Tuesday, July 25, 2006

Chickenhawk? Better than the other options...

So, I guess Jeff Jacoby has been doing a thorough trashing of the slur "chickenhawk" and people who use it, as recorded by Captain Ed.

You hear a fair amount of that from the antiwar crowd if, like me, you support a war but have never seen combat yourself. That makes you a ``chicken hawk" -- one of those, as Senator Frank Lautenberg of New Jersey, defending John Kerry from his critics, put it during the 2004 presidential campaign, who ``shriek like a hawk, but have the backbone of a chicken." Kerry himself often played that card. ``I'd like to know what it is Republicans who didn't serve in Vietnam have against those of us who did," he would sniff, casting himself as the victim of unmanly hypocrites who never wore the uniform, yet had the gall to criticize him, a decorated veteran, for his stance on the war.

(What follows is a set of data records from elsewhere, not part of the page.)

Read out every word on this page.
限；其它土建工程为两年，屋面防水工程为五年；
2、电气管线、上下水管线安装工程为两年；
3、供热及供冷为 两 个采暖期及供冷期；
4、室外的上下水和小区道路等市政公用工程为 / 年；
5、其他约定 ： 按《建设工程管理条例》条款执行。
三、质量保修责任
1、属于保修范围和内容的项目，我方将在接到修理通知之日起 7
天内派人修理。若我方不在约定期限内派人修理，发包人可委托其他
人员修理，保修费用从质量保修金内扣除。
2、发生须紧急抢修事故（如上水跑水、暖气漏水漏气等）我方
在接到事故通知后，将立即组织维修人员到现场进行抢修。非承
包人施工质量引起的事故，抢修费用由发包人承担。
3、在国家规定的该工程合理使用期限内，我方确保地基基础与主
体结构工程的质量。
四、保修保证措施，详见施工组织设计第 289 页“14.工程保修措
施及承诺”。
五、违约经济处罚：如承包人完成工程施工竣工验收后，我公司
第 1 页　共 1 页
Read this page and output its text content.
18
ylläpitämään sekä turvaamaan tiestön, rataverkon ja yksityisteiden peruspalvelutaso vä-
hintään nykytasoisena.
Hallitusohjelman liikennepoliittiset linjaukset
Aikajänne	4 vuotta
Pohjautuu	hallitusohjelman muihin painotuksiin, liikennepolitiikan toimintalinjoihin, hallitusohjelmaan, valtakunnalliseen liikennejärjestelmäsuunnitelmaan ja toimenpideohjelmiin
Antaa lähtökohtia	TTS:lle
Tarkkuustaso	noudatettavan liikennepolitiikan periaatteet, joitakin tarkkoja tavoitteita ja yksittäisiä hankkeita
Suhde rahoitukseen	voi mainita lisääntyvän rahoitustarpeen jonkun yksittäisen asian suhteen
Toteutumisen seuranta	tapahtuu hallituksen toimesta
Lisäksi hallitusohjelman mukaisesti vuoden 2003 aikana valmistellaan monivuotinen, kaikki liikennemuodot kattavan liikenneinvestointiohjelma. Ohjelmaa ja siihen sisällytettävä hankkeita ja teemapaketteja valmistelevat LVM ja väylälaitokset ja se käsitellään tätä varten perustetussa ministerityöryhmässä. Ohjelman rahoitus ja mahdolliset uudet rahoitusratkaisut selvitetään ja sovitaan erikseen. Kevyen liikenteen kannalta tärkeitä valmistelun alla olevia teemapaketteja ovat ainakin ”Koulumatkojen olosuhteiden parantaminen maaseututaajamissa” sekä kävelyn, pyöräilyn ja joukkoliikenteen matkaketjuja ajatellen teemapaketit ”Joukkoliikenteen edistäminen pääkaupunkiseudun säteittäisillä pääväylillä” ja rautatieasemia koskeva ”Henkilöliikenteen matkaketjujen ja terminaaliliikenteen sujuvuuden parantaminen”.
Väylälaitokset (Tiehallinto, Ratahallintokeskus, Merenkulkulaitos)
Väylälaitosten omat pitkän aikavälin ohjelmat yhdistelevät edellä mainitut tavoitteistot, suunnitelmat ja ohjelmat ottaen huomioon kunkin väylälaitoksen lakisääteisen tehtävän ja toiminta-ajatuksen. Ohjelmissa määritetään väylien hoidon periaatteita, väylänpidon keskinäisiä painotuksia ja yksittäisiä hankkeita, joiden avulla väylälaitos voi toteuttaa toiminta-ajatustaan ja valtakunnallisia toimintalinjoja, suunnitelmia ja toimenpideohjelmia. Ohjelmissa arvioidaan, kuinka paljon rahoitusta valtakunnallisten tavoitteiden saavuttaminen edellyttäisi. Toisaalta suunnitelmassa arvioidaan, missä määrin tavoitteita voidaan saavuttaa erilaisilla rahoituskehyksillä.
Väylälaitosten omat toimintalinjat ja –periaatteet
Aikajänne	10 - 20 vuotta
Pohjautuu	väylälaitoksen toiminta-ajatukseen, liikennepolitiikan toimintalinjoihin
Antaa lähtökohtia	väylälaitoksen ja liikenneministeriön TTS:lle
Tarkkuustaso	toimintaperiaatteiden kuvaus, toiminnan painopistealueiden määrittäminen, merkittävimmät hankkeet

``Chicken hawk" isn't an argument. It is a slur -- a dishonest and incoherent slur. It is dishonest because those who invoke it don't really mean what they imply -- that only those with combat experience have the moral authority or the necessary understanding to advocate military force. After all, US foreign policy would be more hawkish, not less, if decisions about war and peace were left up to members of the armed forces. Soldiers tend to be politically conservative, hard-nosed about national security, and confident that American arms make the world safer and freer. On the question of Iraq -- stay-the-course or bring-the-troops-home? -- I would be willing to trust their judgment. Would Cindy Sheehan and Howard Dean?

The cry of ``chicken hawk" is dishonest for another reason: It is never aimed at those who oppose military action. But there is no difference, in terms of the background and judgment required, between deciding to go to war and deciding not to. If only those who served in uniform during wartime have the moral standing and experience to back a war, then only they have the moral standing and experience to oppose a war. Those who mock the views of ``chicken hawks" ought to be just as dismissive of ``chicken doves."


You remember 'ol Kenny Boy, who emailed an argument to me, who then devolved into screaming "CHICKENHAWKYBABYNEOCON!" at me while I posted his ever-increasingly insane emails? You know that the person you're debating has no argument, no facts, and no clue when they whip out the old "chickenhawk" crap.

When someone calls me a chickenhawk, it's because they know they've lost. They know that they cannot counter a single argument I've put forth. They know that I have facts and logic on my side, while all they possess is a cesspool of BDS sufferers and flat out lunatics on their side. They're like screaming children who have just been put in their place by an adult, and now they're throwing their temper tantrum. "YOU NEOCON CHICKENHAWK! WAAAAAAAAAAAAAAAAAAAAAAAAAAAAAAAH!"

Me, personally, I get a kick out of it when people call me a chickenhawk. When little Kenny Boy whipped that comment out, I was laughing my ass off. Calling an active duty military member a chickenhawk is the height of idiocy, and it shows just how shallow little Kenny Boy's thought processes are. There are millions of veterans, many of whom have their own blogs, and I'm sure that they've been smeared with the same insult. Watching the Left fling their favorite word around is like watching a three-year old with urine running down his leg screaming "I DID NOT PEE MY PANTS! I DIDN'T! I DIDN'T!" The sheer absurdity of the situation makes you want to laugh and cry at the same time.

But I say let them keep calling us chickenhawks. We can make it like "Godwin's Law". You know, the first one to bring up a Nazi reference in the debate automatically loses? We can call this one "The Kos Dictum". When someone calls the other side a "Chickenhawk", you know that they have no substantive arguments whatsoever and can safely be ignored on any further debate on that subject.

Let's spread it around! The Kos Dictum! Go ahead Kos, call ME a chickenhawk! I dare ya!

And were we face to face, I'm sure he'd do it. And I would once again get to laugh at a mental midget.